The Navy considers "surface fire support" to be a critical mission but is now able to strike enemy ground forces with artillery shells launched from ships only about a dozen miles offshore, a far shorter distance than the Navy's stated requirement.
Raytheon has boasted that its munition would provide that "agile, accurate, continuous, and lethal naval fire support."
And as recently as 2006, the Naval Studies Board at the National Academy of Sciences still said that the Raytheon weapon typified what it called "the emerging technology of guided artillery shells."
But last September, the Pentagon's top weapons acquisition official, John Young, warned that time was running out for the project to prove itself.
"It is critical that the program demonstrate satisfactory progress toward achievement of reliability and technology readiness requirements," Young wrote in a Sept. 28 memorandum.

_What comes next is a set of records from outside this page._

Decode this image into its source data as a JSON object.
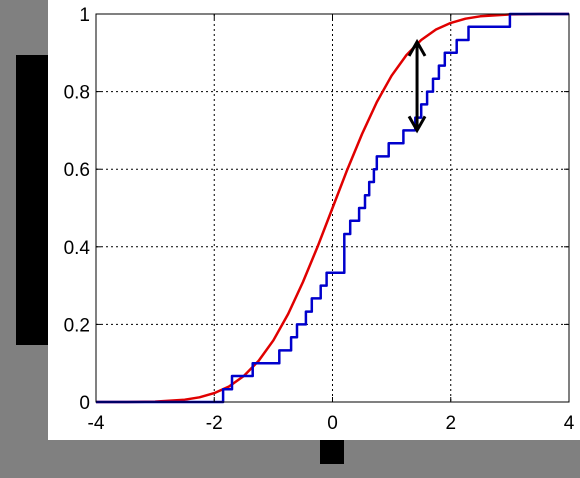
{
  "chart_data": {
    "type": "line",
    "title": "",
    "xlabel": "",
    "ylabel": "",
    "xlim": [
      -4,
      4
    ],
    "ylim": [
      0,
      1
    ],
    "xticks": [
      -4,
      -2,
      0,
      2,
      4
    ],
    "yticks": [
      0,
      0.2,
      0.4,
      0.6,
      0.8,
      1
    ],
    "xtick_labels": [
      "-4",
      "-2",
      "0",
      "2",
      "4"
    ],
    "ytick_labels": [
      "0",
      "0.2",
      "0.4",
      "0.6",
      "0.8",
      "1"
    ],
    "grid": true,
    "grid_style": "dotted",
    "legend": "none",
    "series": [
      {
        "kind": "theoretical-cdf",
        "color": "#e00000",
        "x": [
          -4,
          -3.5,
          -3,
          -2.5,
          -2.25,
          -2,
          -1.75,
          -1.5,
          -1.25,
          -1,
          -0.75,
          -0.5,
          -0.25,
          0,
          0.25,
          0.5,
          0.75,
          1,
          1.25,
          1.5,
          1.75,
          2,
          2.25,
          2.5,
          3,
          3.5,
          4
        ],
        "y": [
          0.0,
          0.0,
          0.001,
          0.006,
          0.012,
          0.023,
          0.04,
          0.067,
          0.106,
          0.159,
          0.227,
          0.309,
          0.401,
          0.5,
          0.599,
          0.691,
          0.773,
          0.841,
          0.894,
          0.933,
          0.96,
          0.977,
          0.988,
          0.994,
          0.999,
          1.0,
          1.0
        ]
      },
      {
        "kind": "empirical-cdf",
        "color": "#0000cc",
        "x": [
          -4,
          -1.85,
          -1.7,
          -1.35,
          -0.9,
          -0.7,
          -0.6,
          -0.45,
          -0.35,
          -0.2,
          -0.1,
          0.2,
          0.3,
          0.45,
          0.55,
          0.62,
          0.7,
          0.75,
          0.95,
          1.2,
          1.4,
          1.5,
          1.6,
          1.7,
          1.8,
          1.9,
          2.1,
          2.3,
          2.5,
          3.0,
          4
        ],
        "y": [
          0,
          0.033,
          0.067,
          0.1,
          0.133,
          0.167,
          0.2,
          0.233,
          0.267,
          0.3,
          0.333,
          0.433,
          0.467,
          0.5,
          0.533,
          0.567,
          0.6,
          0.633,
          0.667,
          0.7,
          0.733,
          0.767,
          0.8,
          0.833,
          0.867,
          0.9,
          0.933,
          0.967,
          0.967,
          1.0,
          1.0
        ]
      }
    ],
    "annotations": [
      {
        "type": "double-arrow",
        "color": "#000000",
        "x": 1.43,
        "y_from": 0.7,
        "y_to": 0.928
      }
    ]
  }
}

ATK, an advanced weapons company, is also vying to supply the Navy its own version of the weapon, called the Ballistic Trajectory Extended Range Munition. The Edina, Minn.-based company has also performed several tests but has been plagued by its own delays and technical busts. ATK also provided the rocket motor for the Raytheon program.
 
Good news. Hurry up and wait strikes again.
Parts from China? Stand by for lead poisoning that was put there accidentally on purpose as usual..
 
Well if they can't get it to work now they might at some future date, but I think that all this money could be better spent in providing the Army with decent armoured vehicles
 
I work in the defense industry and I can tell you that the contracts are pretty specific in what is allowed and they always have specific benchmarks. Knowing this going in is good but there are ALWAYS problems.

Each problem encountered can be solved. Unfortuantely multiple problems require multiple solutions and in some cases the solutions are not compatible. Either way a 50% increase over the intial estimate is too much in my opinion. The time and development money has already been spent so it is lost if the program is cancelled. It appears that the navy is looking for a solution that is cheaper than a tomahawk or harpoon.